Paulin adore l’exercice, car au-delà de l’écriture qu’il affectionne, il met en scène sa propre histoire, tente de tourner en dérision ses propres angoisses. Derrière l’écran de fumée, il y a la part de souffrance. « Il m’a fallu du temps pour essayer de comprendre et analyser ce que j’ai vécu. Cette sensation de ne pas vraiment ‘appartenir’ quand j’avais la volonté de vouloir ‘appartenir’. Je me suis très longtemps détesté ; je voulais être blanc, avoir les cheveux lisses… Ces gens qui se permettaient bien trop souvent des comportements incorrects, qui me mettaient la main dans mes cheveux crépus comme on caresse un chien, tout en ayant l’audace de faire des commentaires ; cet élève qui me dit que mes cheveux lui rappellent ses poils pubiens… Quand on est seul, ou presque, à porter une différence, la confiance en soi en prend un coup. D’autant que je fais partie de cette génération qui accorde une place importante au paraître. Les photos, les selfies m’ont longtemps mis mal à l’aise. Aujourd’hui ça va un peu mieux. Quand j’étais petit, je priais avant de me coucher : Petit Jésus s’il te plaît, je veux me réveiller blanc. Si je deviens blanc, je ferai ce que tu veux de meilleur ». Un traumatisme qui ne se gomme pas en un claquement de doigt. « La vie me fait pourtant de très beaux cadeaux. Étonnamment, je n’ai pas une super confiance en moi. Les gens ont plus de foi en moi que je n’en ai moi-même ». 

Des mentors et familles de cœur ont jalonné son parcours. « Michel Gascard, directeur de l’école Rudra Béjart à Lausanne, m’a beaucoup aidé à construire mon sens critique, sollicitant sans cesse mon avis, sur un film, sur un livre. Il m’a nourri de musique classique et de peinture italienne. À la Ailey School, c’est le directeur Mr Tracy Inman, qui s’inquiète de lui. « Il a découvert que je dormais sur un canapé à l’époque, sur lequel je dormais mal. Il a réglé ça ». Depuis longtemps, il suscite l’attachement des personnes qu’il rencontre. « J’ai toujours rencontré des personnes bienveillantes à mon égard, à la CHAM avec Odile Amossé, Véronique Laure, Gervais Morillon et bien d’autres et partout où j’ai été ».

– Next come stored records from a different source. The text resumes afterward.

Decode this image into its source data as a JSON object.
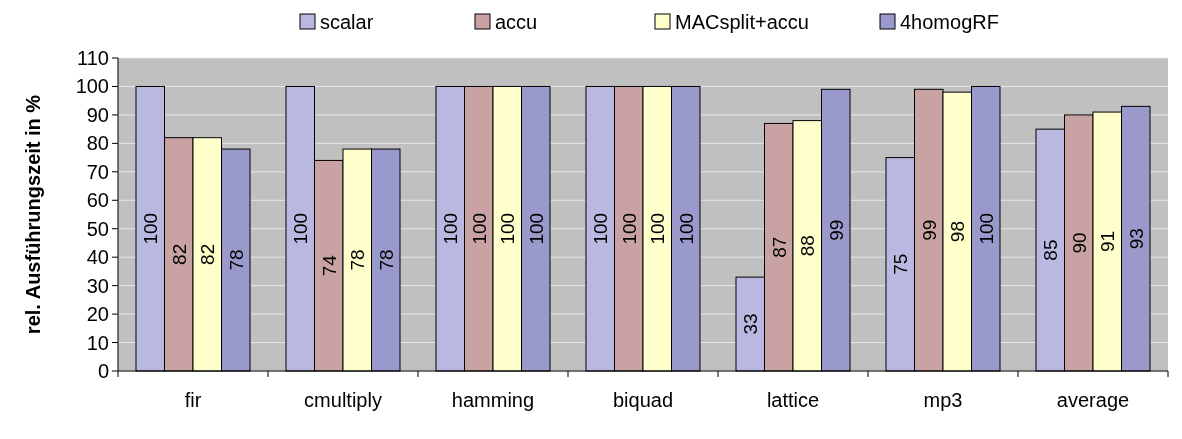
{
  "chart_data": {
    "type": "bar",
    "ylabel": "rel. Ausführungszeit in %",
    "categories": [
      "fir",
      "cmultiply",
      "hamming",
      "biquad",
      "lattice",
      "mp3",
      "average"
    ],
    "series": [
      {
        "name": "scalar",
        "color": "#b8b8e0",
        "values": [
          100,
          100,
          100,
          100,
          33,
          75,
          85
        ]
      },
      {
        "name": "accu",
        "color": "#c9a3a3",
        "values": [
          82,
          74,
          100,
          100,
          87,
          99,
          90
        ]
      },
      {
        "name": "MACsplit+accu",
        "color": "#ffffcc",
        "values": [
          82,
          78,
          100,
          100,
          88,
          98,
          91
        ]
      },
      {
        "name": "4homogRF",
        "color": "#9999cc",
        "values": [
          78,
          78,
          100,
          100,
          99,
          100,
          93
        ]
      }
    ],
    "ylim": [
      0,
      110
    ],
    "yticks": [
      0,
      10,
      20,
      30,
      40,
      50,
      60,
      70,
      80,
      90,
      100,
      110
    ],
    "grid": "y",
    "legend": "top",
    "data_labels": true
  }
}
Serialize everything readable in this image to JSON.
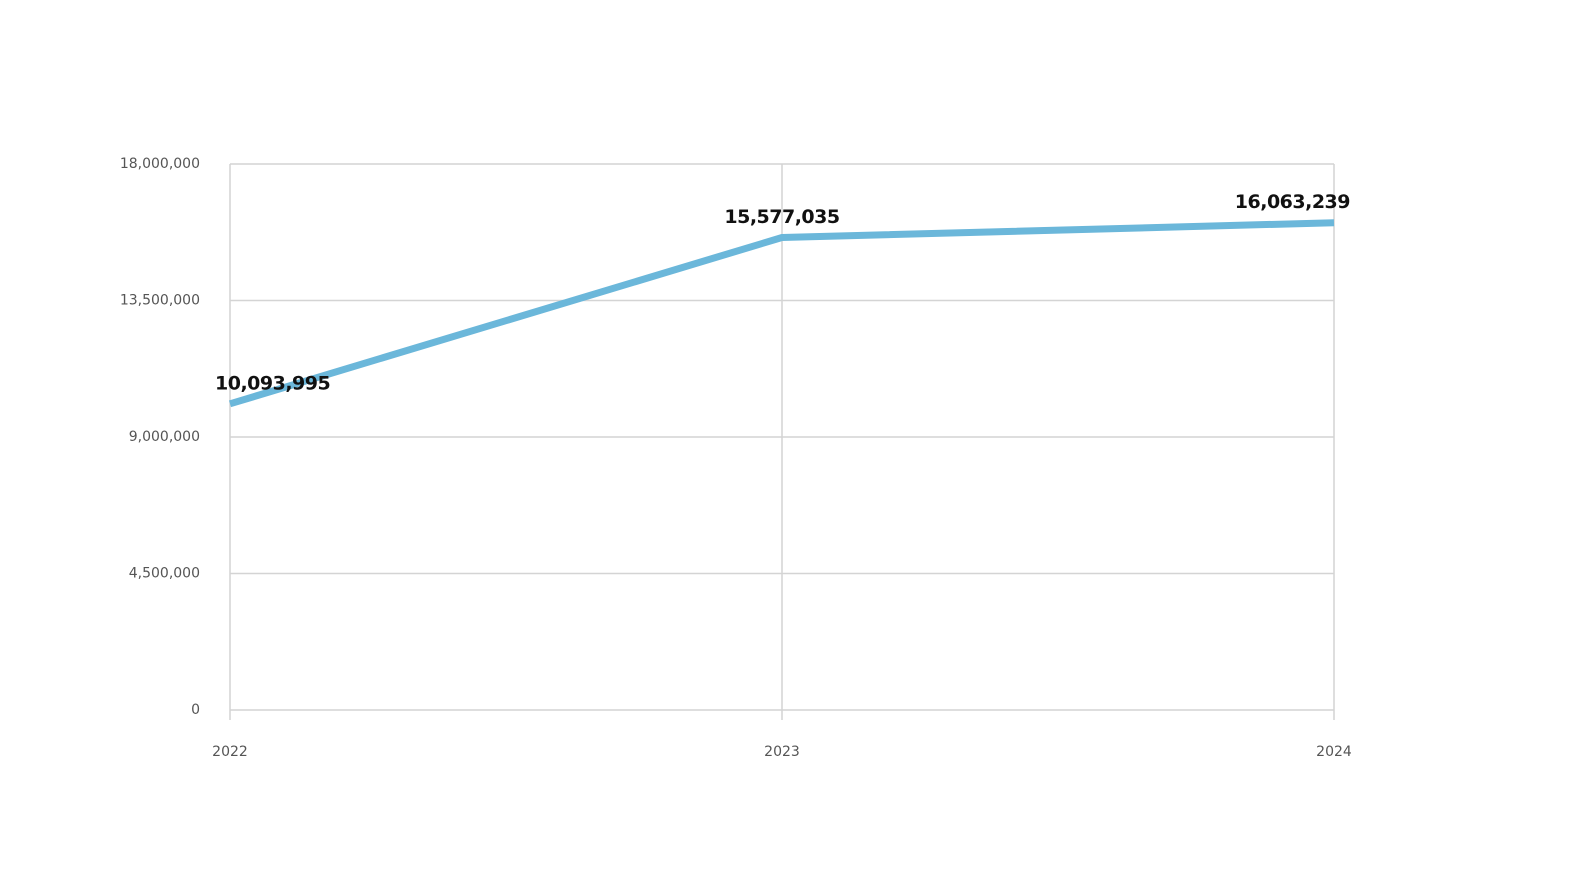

Son hyper sensibilité, sa curiosité XXL, sa témérité devant le risque nourrissent sa quête aussi sur le plan spirituel. « Je suis né orthodoxe en Éthiopie ; je me souviens aussi des rituels chamaniques dans mon village où il y avait beaucoup de croyances païennes. Quand j’ai été adopté, je découvre le catholicisme. J’aimais qu’on me lise des passages de l’Ancien Testament et des Paraboles de Jésus. J’ai été fasciné par la mythologie très tôt. J’aimais l’Histoire ; peut-être parce que je ne connais pas bien la mienne ? Son séjour à Lausanne attisera son questionnement. « J’ai relu la Bible, j’ai lu le Coran, la Vie du Prophète, la Tora… Il y a les très belles choses spirituelles qui se rejoignent, et puis, il y a les règles éthiques qui établissent des barrières entre les peuples. Les choses contestables ne sont pas l’apanage d’une seule religion, il y en a partout. J’ai fini par m’éloigner de tout ça ». L’enseignement de l’école Béjart accorde une importance à la place sociale et spirituelle du danseur. « Des maîtres indiens m’ont beaucoup apporté, la sagesse dans les yeux, les gestes méticuleux, presque cérémonieux. Les cours commençaient ou se terminaient par des fables. L’une d’elles m’a marqué : le champ où chaque fleur, par sa couleur, son odeur, attire telle catégorie d’insectes. Une femme sans âge, pleine de sagesse, madame Savitry Nair, explique par la métaphore que chacun a sa propre beauté. C’est la première fois qu’on me dit et que j’entends que je suis beau, puisque je fais partie du champ de fleurs… ».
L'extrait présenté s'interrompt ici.